Professional Mac laptop	MacBook Pro with M4 Pro / M5 Pro class chip	24–64 GB unified memory.	Very practical for 7B–14B quantized local models. Unified memory helps because CPU and GPU share the same memory pool, but speed still depends on model size and context length.
High-end Mac laptop	MacBook Pro with M4 Max / M5 Max class chip	Up to 128 GB unified memory.	Can handle substantially larger quantized models, potentially including 27B–70B class models depending on quantization and context length. This is a serious local AI development machine, but not cheap.
Enterprise NVIDIA workstation	NVIDIA DGX Station GB300-class system	NVIDIA describes 748 GB of coherent memory and up to 20 petaFLOPS of AI compute.	This is no longer “laptop local AI.” It is enterprise-grade local infrastructure.

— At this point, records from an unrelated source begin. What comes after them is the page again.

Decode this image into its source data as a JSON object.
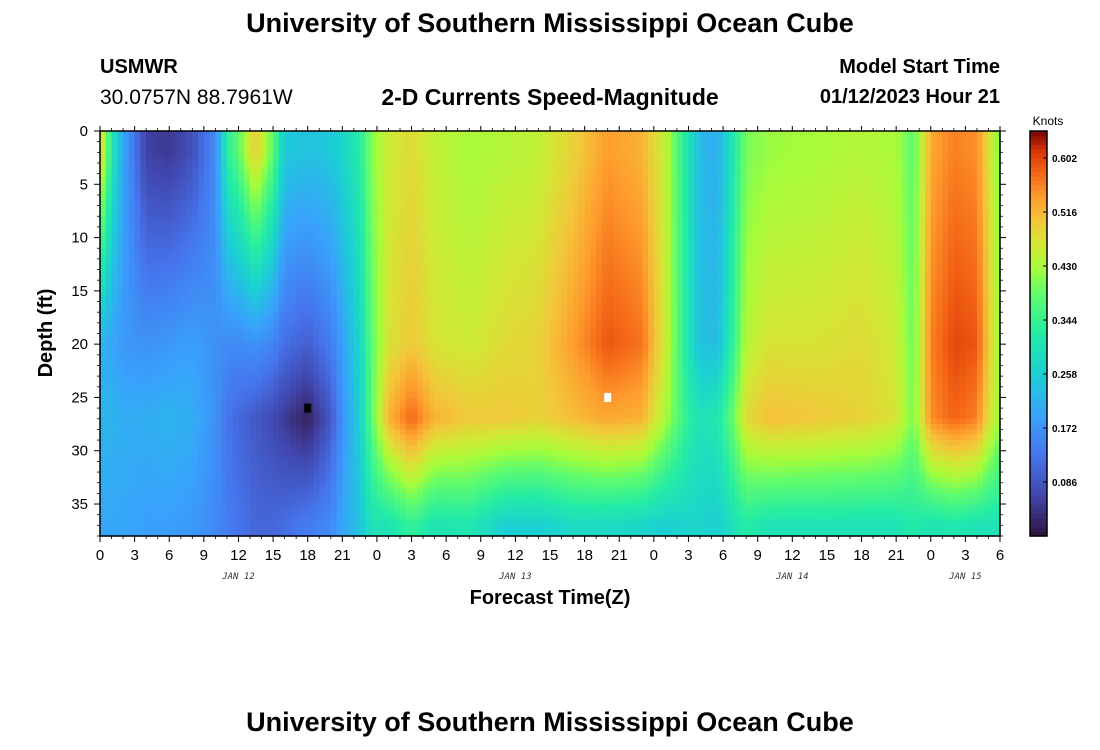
{
  "header": {
    "title": "University of Southern Mississippi Ocean Cube",
    "station_name": "USMWR",
    "station_coords": "30.0757N  88.7961W",
    "subtitle": "2-D Currents Speed-Magnitude",
    "model_start_label": "Model Start Time",
    "model_start_time": "01/12/2023 Hour 21"
  },
  "footer": {
    "title": "University of Southern Mississippi Ocean Cube"
  },
  "chart_data": {
    "type": "heatmap",
    "title": "2-D Currents Speed-Magnitude",
    "xlabel": "Forecast Time(Z)",
    "ylabel": "Depth (ft)",
    "x_range_hours": [
      0,
      78
    ],
    "y_range_ft": [
      0,
      38
    ],
    "x_tick_hours": [
      0,
      3,
      6,
      9,
      12,
      15,
      18,
      21,
      24,
      27,
      30,
      33,
      36,
      39,
      42,
      45,
      48,
      51,
      54,
      57,
      60,
      63,
      66,
      69,
      72,
      75,
      78
    ],
    "x_tick_labels": [
      "0",
      "3",
      "6",
      "9",
      "12",
      "15",
      "18",
      "21",
      "0",
      "3",
      "6",
      "9",
      "12",
      "15",
      "18",
      "21",
      "0",
      "3",
      "6",
      "9",
      "12",
      "15",
      "18",
      "21",
      "0",
      "3",
      "6"
    ],
    "y_ticks": [
      0,
      5,
      10,
      15,
      20,
      25,
      30,
      35
    ],
    "y_tick_labels": [
      "0",
      "5",
      "10",
      "15",
      "20",
      "25",
      "30",
      "35"
    ],
    "date_labels": [
      {
        "text": "JAN 12",
        "hour": 12
      },
      {
        "text": "JAN 13",
        "hour": 36
      },
      {
        "text": "JAN 14",
        "hour": 60
      },
      {
        "text": "JAN 15",
        "hour": 75
      }
    ],
    "colorbar": {
      "label": "Knots",
      "min": 0,
      "max": 0.645,
      "ticks": [
        0.086,
        0.172,
        0.258,
        0.344,
        0.43,
        0.516,
        0.602
      ],
      "tick_labels": [
        "0.086",
        "0.172",
        "0.258",
        "0.344",
        "0.430",
        "0.516",
        "0.602"
      ]
    },
    "markers": [
      {
        "hour": 18,
        "depth": 26,
        "color": "#000000",
        "name": "min-marker"
      },
      {
        "hour": 44,
        "depth": 25,
        "color": "#ffffff",
        "name": "max-marker"
      }
    ],
    "column_profiles": [
      {
        "hour": 0,
        "top": 0.5,
        "mid": 0.22,
        "deep": 0.22,
        "bottom": 0.2
      },
      {
        "hour": 1,
        "top": 0.32,
        "mid": 0.2,
        "deep": 0.22,
        "bottom": 0.2
      },
      {
        "hour": 2,
        "top": 0.2,
        "mid": 0.18,
        "deep": 0.21,
        "bottom": 0.2
      },
      {
        "hour": 4,
        "top": 0.06,
        "mid": 0.17,
        "deep": 0.21,
        "bottom": 0.19
      },
      {
        "hour": 6,
        "top": 0.05,
        "mid": 0.18,
        "deep": 0.22,
        "bottom": 0.19
      },
      {
        "hour": 8,
        "top": 0.08,
        "mid": 0.19,
        "deep": 0.21,
        "bottom": 0.18
      },
      {
        "hour": 10,
        "top": 0.16,
        "mid": 0.17,
        "deep": 0.17,
        "bottom": 0.16
      },
      {
        "hour": 11,
        "top": 0.33,
        "mid": 0.16,
        "deep": 0.13,
        "bottom": 0.14
      },
      {
        "hour": 12,
        "top": 0.38,
        "mid": 0.16,
        "deep": 0.11,
        "bottom": 0.13
      },
      {
        "hour": 13.5,
        "top": 0.5,
        "mid": 0.17,
        "deep": 0.09,
        "bottom": 0.11
      },
      {
        "hour": 15,
        "top": 0.38,
        "mid": 0.15,
        "deep": 0.07,
        "bottom": 0.11
      },
      {
        "hour": 16,
        "top": 0.25,
        "mid": 0.12,
        "deep": 0.05,
        "bottom": 0.12
      },
      {
        "hour": 18,
        "top": 0.24,
        "mid": 0.1,
        "deep": 0.02,
        "bottom": 0.14
      },
      {
        "hour": 20,
        "top": 0.25,
        "mid": 0.14,
        "deep": 0.09,
        "bottom": 0.16
      },
      {
        "hour": 21,
        "top": 0.27,
        "mid": 0.19,
        "deep": 0.17,
        "bottom": 0.2
      },
      {
        "hour": 22.5,
        "top": 0.32,
        "mid": 0.27,
        "deep": 0.26,
        "bottom": 0.24
      },
      {
        "hour": 23.5,
        "top": 0.41,
        "mid": 0.38,
        "deep": 0.38,
        "bottom": 0.3
      },
      {
        "hour": 25,
        "top": 0.46,
        "mid": 0.47,
        "deep": 0.52,
        "bottom": 0.3
      },
      {
        "hour": 27,
        "top": 0.48,
        "mid": 0.5,
        "deep": 0.58,
        "bottom": 0.34
      },
      {
        "hour": 29,
        "top": 0.45,
        "mid": 0.47,
        "deep": 0.52,
        "bottom": 0.3
      },
      {
        "hour": 32,
        "top": 0.43,
        "mid": 0.46,
        "deep": 0.5,
        "bottom": 0.31
      },
      {
        "hour": 35,
        "top": 0.44,
        "mid": 0.48,
        "deep": 0.5,
        "bottom": 0.26
      },
      {
        "hour": 38,
        "top": 0.45,
        "mid": 0.49,
        "deep": 0.49,
        "bottom": 0.26
      },
      {
        "hour": 41,
        "top": 0.49,
        "mid": 0.54,
        "deep": 0.51,
        "bottom": 0.28
      },
      {
        "hour": 44,
        "top": 0.54,
        "mid": 0.59,
        "deep": 0.53,
        "bottom": 0.28
      },
      {
        "hour": 47,
        "top": 0.52,
        "mid": 0.57,
        "deep": 0.52,
        "bottom": 0.27
      },
      {
        "hour": 49,
        "top": 0.45,
        "mid": 0.46,
        "deep": 0.43,
        "bottom": 0.26
      },
      {
        "hour": 51,
        "top": 0.3,
        "mid": 0.3,
        "deep": 0.33,
        "bottom": 0.27
      },
      {
        "hour": 52,
        "top": 0.23,
        "mid": 0.24,
        "deep": 0.3,
        "bottom": 0.27
      },
      {
        "hour": 53.5,
        "top": 0.21,
        "mid": 0.23,
        "deep": 0.31,
        "bottom": 0.26
      },
      {
        "hour": 55,
        "top": 0.32,
        "mid": 0.35,
        "deep": 0.4,
        "bottom": 0.3
      },
      {
        "hour": 56,
        "top": 0.4,
        "mid": 0.44,
        "deep": 0.48,
        "bottom": 0.32
      },
      {
        "hour": 58,
        "top": 0.42,
        "mid": 0.47,
        "deep": 0.51,
        "bottom": 0.3
      },
      {
        "hour": 62,
        "top": 0.43,
        "mid": 0.47,
        "deep": 0.5,
        "bottom": 0.3
      },
      {
        "hour": 66,
        "top": 0.44,
        "mid": 0.48,
        "deep": 0.49,
        "bottom": 0.3
      },
      {
        "hour": 69,
        "top": 0.43,
        "mid": 0.46,
        "deep": 0.47,
        "bottom": 0.3
      },
      {
        "hour": 70.5,
        "top": 0.38,
        "mid": 0.39,
        "deep": 0.4,
        "bottom": 0.32
      },
      {
        "hour": 72,
        "top": 0.53,
        "mid": 0.56,
        "deep": 0.55,
        "bottom": 0.3
      },
      {
        "hour": 74,
        "top": 0.56,
        "mid": 0.6,
        "deep": 0.58,
        "bottom": 0.31
      },
      {
        "hour": 76,
        "top": 0.55,
        "mid": 0.59,
        "deep": 0.56,
        "bottom": 0.3
      },
      {
        "hour": 77,
        "top": 0.48,
        "mid": 0.5,
        "deep": 0.48,
        "bottom": 0.3
      },
      {
        "hour": 78,
        "top": 0.4,
        "mid": 0.42,
        "deep": 0.42,
        "bottom": 0.3
      }
    ],
    "profile_depths_ft": {
      "top": 2,
      "mid": 20,
      "deep": 27,
      "bottom": 37
    }
  }
}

It can support much larger models and heavier workloads, but it belongs in a central IT or lab environment, not on an individual analyst’s desk.

Lessons

The whole run took 84 seconds and cost $0.044. That's a very low number. Five models, ninety calls, four cents. The cost of running this kind of evaluation against your own documents and your own rubric is hugely informative and essentially costs nothing. The reason most people skip this step is because it takes domain knowledge and tedious work to develop a solid ground truth to test against. That part is the actual work now that Codex can set up a testing environment for you in a few minutes.

If you're an auditor, program manager, or oversight analyst thinking about putting an LLM into a real document workflow on sensitive data, the takeaway from this run is narrower than most marketing pages suggest. Three of the five models I tested hit 97% accuracy on this task using very clean PDF data. Picking among them is mostly a hardware and latency question, not an AI capability question.

For a real workflow, I would start by collecting 10 to 25 representative documents, building a small ground-truth file, grading field-level outputs, and looking closely at the error types. The goal is not to prove the model is perfect. The goal is to decide what role it can safely play: auto-fill in a downstream process, reviewer assistant, second-pass checker, or maybe only an aid for first drafts.